The site featured a banner photo with the word “YES” in bold letters. Underneath were two links to buy two Hurricanes player T-shirts: One for center Sebastian Aho, whom the Canadiens unsuccessfully attempted to sign away from Carolina with a free-agent offer sheet in 2019; and one for forward Jesperi Kotkaniemi, whom the Hurricanes poached from Montreal via an offer sheet last offseason. The shirts were on sale for $20 — which is Aho’s number and Kotkaniemi’s signing bonus — for anyone using the promo code “oui.”
It was an extraordinary bit of postgame gloating and NHL social media trolling, and one that managed to make the Hurricanes some profit in the process.
“It’s literally our jobs: To entertain and drive revenue. That did both of those things,” Mike Forman, vice president of marketing and brand strategy for the Hurricanes, told ESPN on Friday. “If you’re a Montreal Canadiens fan, it probably rubbed you the wrong way. But we’re not building our marketing plan around Canadiens fans or Canadian media, for that matter. We’re building it for our fans.”
Forman said the planning for this stunt started three weeks ago at a weekly meeting that included Dan LaTorraca, the team’s senior director of marketing.
“We come up with a lot of ideas. Most never see the light of day,” said Forman. “We decided to reserve a few URLs. Obviously, if we lose a game, we aren’t going to do anything with them.”
The Hurricanes reserved domains for four teams to do the same bit they did with the Canadiens. One of those teams is the Washington Capitals. Another is the Carolina Hurricanes themselves, to cover their bases and be a little self-deprecating.
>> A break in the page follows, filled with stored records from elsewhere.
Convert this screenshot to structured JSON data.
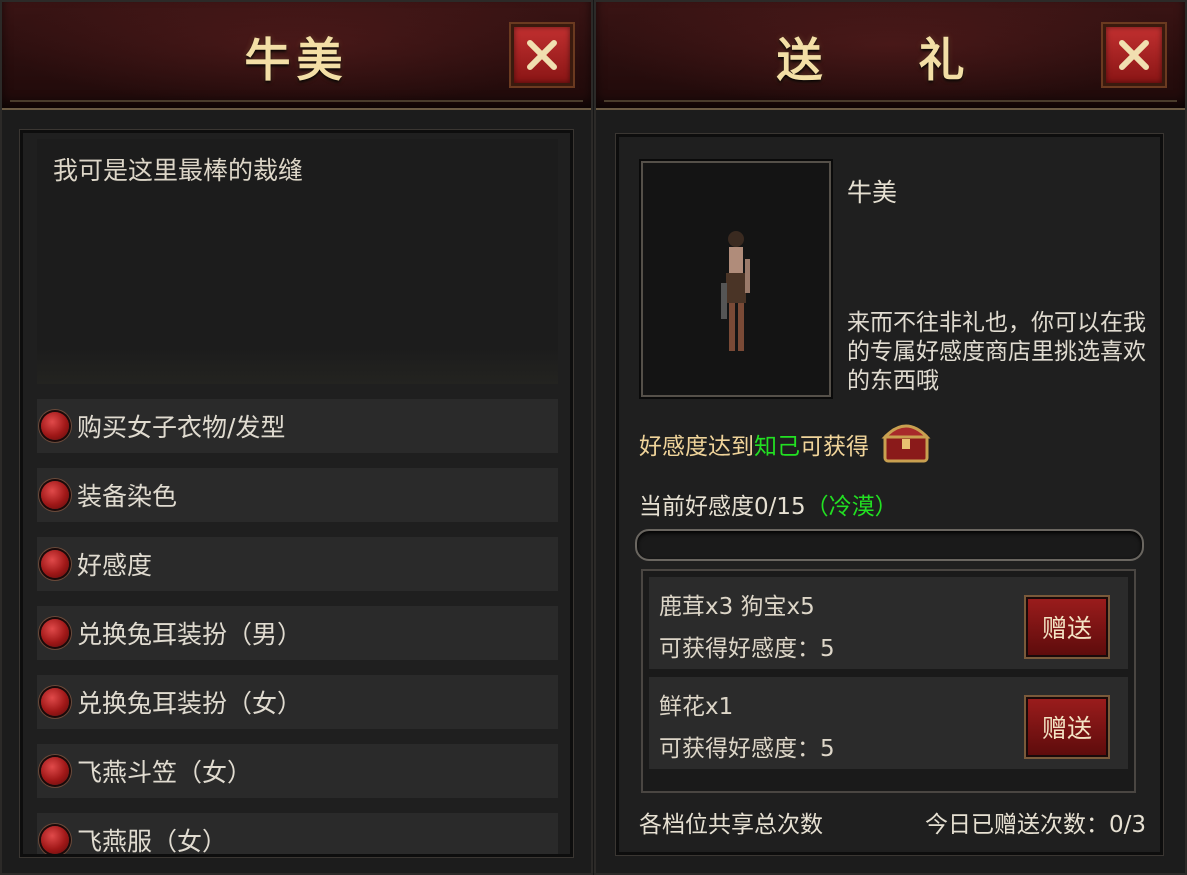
{
  "left": {
    "title": "牛美",
    "speech": "我可是这里最棒的裁缝",
    "menu": [
      "购买女子衣物/发型",
      "装备染色",
      "好感度",
      "兑换兔耳装扮（男）",
      "兑换兔耳装扮（女）",
      "飞燕斗笠（女）",
      "飞燕服（女）"
    ]
  },
  "right": {
    "title": "送  礼",
    "npc_name": "牛美",
    "npc_desc": "来而不往非礼也，你可以在我的专属好感度商店里挑选喜欢的东西哦",
    "favor_prefix": "好感度达到",
    "favor_level": "知己",
    "favor_suffix": "可获得",
    "current_favor_label": "当前好感度0/15",
    "current_favor_state": "（冷漠）",
    "progress_fraction": 0,
    "gifts": [
      {
        "items": "鹿茸x3 狗宝x5",
        "gain": "可获得好感度：5",
        "button": "赠送"
      },
      {
        "items": "鲜花x1",
        "gain": "可获得好感度：5",
        "button": "赠送"
      }
    ],
    "footer_left": "各档位共享总次数",
    "footer_right": "今日已赠送次数：0/3"
  },
  "icons": {
    "close": "close-icon",
    "bullet": "red-orb-bullet-icon",
    "chest": "treasure-chest-icon",
    "portrait": "npc-portrait-figure"
  }
}
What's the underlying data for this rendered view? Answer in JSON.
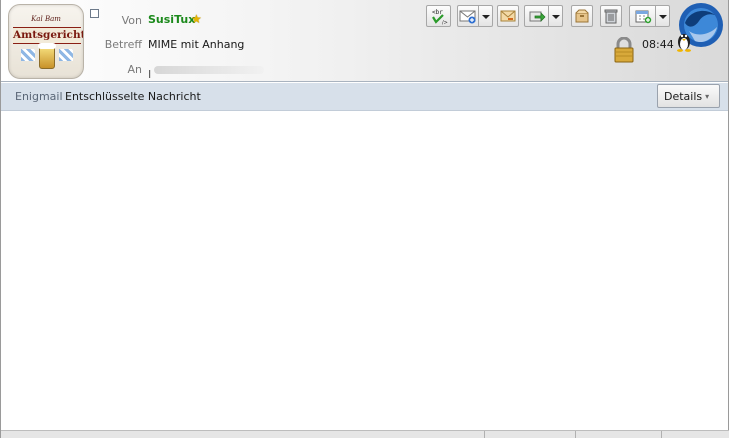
{
  "header": {
    "logo": {
      "top_text": "Kal  Bam",
      "main_text": "Amtsgericht"
    },
    "from": {
      "label": "Von",
      "value": "SusiTux"
    },
    "subject": {
      "label": "Betreff",
      "value": "MIME mit Anhang"
    },
    "to": {
      "label": "An",
      "value": "I"
    },
    "time": "08:44"
  },
  "toolbar": {
    "buttons": [
      {
        "name": "html-view-button",
        "icon": "br-tag-icon"
      },
      {
        "name": "new-message-button",
        "icon": "envelope-plus-icon"
      },
      {
        "name": "forward-button",
        "icon": "envelope-arrow-icon"
      },
      {
        "name": "export-button",
        "icon": "green-arrow-icon"
      },
      {
        "name": "archive-button",
        "icon": "box-icon"
      },
      {
        "name": "delete-button",
        "icon": "trash-icon"
      },
      {
        "name": "add-event-button",
        "icon": "calendar-plus-icon"
      }
    ]
  },
  "enigmail": {
    "label": "Enigmail",
    "message": "Entschlüsselte Nachricht",
    "details_label": "Details"
  },
  "colors": {
    "sender": "#1c8a1c",
    "enigmail_bar": "#d7e0ea"
  }
}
“It won’t be any secret. It’ll be the teams we had some social media fun with over the last few years,” Forman said.
There was discussion about buying URLs for all 32 NHL teams.
“We thought about it. But we’re not actual jerks. We’re the figurative jerks. Our philosophy is that we won’t throw a first punch. But we’ll throw the second punch and we’re going to try for it to be a knockout,” said Forman, referencing the “Bunch of Jerks” nickname that former “Hockey Night in Canada” commentator Don Cherry gave the team.
The first deployment of the website trolling was a hit. But then an unexpected incident ended the fun early: DidTheHabsLose.com was hacked overnight and transformed into an anti-Hurricanes website. Carolina owner Tom Dundon called Forman on Friday morning to ask him if was an actual hack or if the marketing team had put that up there as part of the bit.
“No, we were actually hacked,” said Forman, laughing. “Honestly, it’s just gaining more traction because of it.”
The team is debating what to do with the hacked website.
“We may have fun with it, or we may talk with our IT team to get it corrected. Either way, we’ll do something,” said Forman.
While brief, the experiment was a success. The Hurricanes once again got the attention of the hockey world with a social media stunt and moved some merchandise in the process. Helping matters was the fact that Aho and Kotkaniemi both scored goals in the victory over Montreal.
“The fact that we could drive any revenue on a random Thursday night is a good win for us,” said Forman. “This is our brand. We’re big and bold. We know we’re going to rub a lot of people the wrong way, but we’re also going to entertain people — especially our fans.”